Por algum motivo, isso tudo era estranhamente reconfortante, eu já tinha até esquecido da discussão com Ryan, quer dizer, quase. Às vezes me culpava pelos acontecimentos, dizem que somos as pessoas com quem andamos e de certa forma, isso é verdade. Ryan costumava ser um bom irmão, mas as coisas foram esfriando, e viemos parar onde estamos. Apesar de não ser desculpa, suas intenções eram boas, não tínhamos tanto dinheiro quando chegamos. A princípio, sua ideia não era ficar nisso para sempre, ele havia dito diversas vezes que era a última vez, mas nunca era. Pelo menos era inteligente o suficiente para não usar as drogas.

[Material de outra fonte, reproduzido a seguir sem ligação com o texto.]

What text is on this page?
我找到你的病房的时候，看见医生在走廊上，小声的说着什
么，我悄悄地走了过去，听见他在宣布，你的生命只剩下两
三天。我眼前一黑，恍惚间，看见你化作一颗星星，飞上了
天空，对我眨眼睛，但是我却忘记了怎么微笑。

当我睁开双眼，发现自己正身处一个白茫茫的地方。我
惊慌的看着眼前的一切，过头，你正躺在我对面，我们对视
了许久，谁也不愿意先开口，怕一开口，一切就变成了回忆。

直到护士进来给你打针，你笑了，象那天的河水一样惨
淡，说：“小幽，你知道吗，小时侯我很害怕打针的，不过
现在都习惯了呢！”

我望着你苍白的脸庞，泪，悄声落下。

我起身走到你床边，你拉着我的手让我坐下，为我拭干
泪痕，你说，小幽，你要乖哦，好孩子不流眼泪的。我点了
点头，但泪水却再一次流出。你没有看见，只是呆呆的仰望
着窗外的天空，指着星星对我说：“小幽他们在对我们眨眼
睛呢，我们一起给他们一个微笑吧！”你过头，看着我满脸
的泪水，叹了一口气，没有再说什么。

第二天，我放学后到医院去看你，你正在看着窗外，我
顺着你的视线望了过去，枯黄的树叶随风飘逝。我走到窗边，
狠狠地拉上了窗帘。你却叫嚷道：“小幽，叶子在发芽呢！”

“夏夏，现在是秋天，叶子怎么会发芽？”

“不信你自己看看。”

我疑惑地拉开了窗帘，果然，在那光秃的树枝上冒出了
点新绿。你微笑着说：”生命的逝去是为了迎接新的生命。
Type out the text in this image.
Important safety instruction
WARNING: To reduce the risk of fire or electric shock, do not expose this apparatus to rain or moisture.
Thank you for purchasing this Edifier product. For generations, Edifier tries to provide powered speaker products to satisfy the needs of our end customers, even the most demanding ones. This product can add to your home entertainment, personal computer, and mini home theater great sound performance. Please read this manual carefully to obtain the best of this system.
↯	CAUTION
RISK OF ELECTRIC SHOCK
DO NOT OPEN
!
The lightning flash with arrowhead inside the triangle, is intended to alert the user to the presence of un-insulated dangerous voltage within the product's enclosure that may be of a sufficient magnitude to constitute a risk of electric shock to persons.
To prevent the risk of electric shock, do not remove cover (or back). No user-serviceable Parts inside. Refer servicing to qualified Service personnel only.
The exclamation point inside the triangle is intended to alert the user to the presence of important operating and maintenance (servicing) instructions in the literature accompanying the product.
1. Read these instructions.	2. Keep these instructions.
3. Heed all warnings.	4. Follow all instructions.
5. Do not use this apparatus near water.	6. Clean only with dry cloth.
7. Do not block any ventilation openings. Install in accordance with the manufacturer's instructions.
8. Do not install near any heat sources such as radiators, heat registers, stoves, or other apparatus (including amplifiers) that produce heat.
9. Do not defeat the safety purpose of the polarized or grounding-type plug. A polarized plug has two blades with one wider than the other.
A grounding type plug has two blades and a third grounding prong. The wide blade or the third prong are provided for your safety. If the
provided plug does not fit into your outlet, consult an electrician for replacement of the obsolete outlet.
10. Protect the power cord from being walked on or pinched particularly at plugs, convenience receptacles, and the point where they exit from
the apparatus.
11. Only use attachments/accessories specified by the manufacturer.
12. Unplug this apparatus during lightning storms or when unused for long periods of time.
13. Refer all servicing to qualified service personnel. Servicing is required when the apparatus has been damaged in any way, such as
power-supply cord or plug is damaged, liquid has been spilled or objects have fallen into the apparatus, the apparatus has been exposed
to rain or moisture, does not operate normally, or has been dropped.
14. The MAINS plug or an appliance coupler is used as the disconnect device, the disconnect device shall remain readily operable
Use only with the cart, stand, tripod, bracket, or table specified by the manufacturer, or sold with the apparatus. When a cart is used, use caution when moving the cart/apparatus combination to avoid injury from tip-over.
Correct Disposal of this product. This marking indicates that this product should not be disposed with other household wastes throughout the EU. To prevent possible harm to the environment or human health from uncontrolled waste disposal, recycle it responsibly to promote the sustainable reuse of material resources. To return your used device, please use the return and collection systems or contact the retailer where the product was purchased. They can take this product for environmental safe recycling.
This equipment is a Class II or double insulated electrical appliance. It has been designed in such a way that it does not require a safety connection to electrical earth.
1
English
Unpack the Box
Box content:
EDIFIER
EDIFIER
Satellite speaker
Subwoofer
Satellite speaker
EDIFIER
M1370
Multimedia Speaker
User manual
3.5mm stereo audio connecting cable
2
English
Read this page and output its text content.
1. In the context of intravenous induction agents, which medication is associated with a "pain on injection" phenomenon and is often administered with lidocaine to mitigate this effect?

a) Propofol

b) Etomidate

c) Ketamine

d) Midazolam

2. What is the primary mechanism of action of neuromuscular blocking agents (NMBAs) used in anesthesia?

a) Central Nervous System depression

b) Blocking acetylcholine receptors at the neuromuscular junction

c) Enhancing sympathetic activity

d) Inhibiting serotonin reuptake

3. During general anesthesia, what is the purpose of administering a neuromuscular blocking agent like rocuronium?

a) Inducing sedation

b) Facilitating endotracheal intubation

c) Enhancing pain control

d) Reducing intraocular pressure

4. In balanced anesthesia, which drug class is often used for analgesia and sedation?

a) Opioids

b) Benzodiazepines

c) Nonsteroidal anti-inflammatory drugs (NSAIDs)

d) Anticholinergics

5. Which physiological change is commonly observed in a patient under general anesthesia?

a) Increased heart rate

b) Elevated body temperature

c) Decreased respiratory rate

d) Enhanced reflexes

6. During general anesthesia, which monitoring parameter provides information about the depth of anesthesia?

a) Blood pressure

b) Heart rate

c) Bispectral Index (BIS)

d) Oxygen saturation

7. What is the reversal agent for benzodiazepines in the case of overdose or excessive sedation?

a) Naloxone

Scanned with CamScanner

Eu sentia falta da nossa vida de antigamente, as coisas pareciam tão mais fáceis...mas talvez era apenas porque eu era uma criança, e quando a gente cresce, a gente não vê as coisas mais com os mesmos olhos. Por outro lado, lá estava Marie, deitada do meu lado, me olhando com seus olhos intensos que eu poderia passar a vida inteira admirando. Sim, estava gostando dela cada dia mais, ainda mais depois de tudo que ela acabou presenciar. Já estávamos na chuva mesmo, nos molhar não ia fazer diferença nenhuma. Ela me fazia esquecer das coisas que me frustravam diariamente, e isso é mais do que eu poderia pedir.

— Vamos — digo me levantando e ela franze as sobrancelhas, confusa. Eu ofereço minha mão para ajudá-la a se levantar e ela o faz. — Se troca, vamos sair — anuncio. Saio do quarto para dar privacidade, e quando volto, ela já está pronta.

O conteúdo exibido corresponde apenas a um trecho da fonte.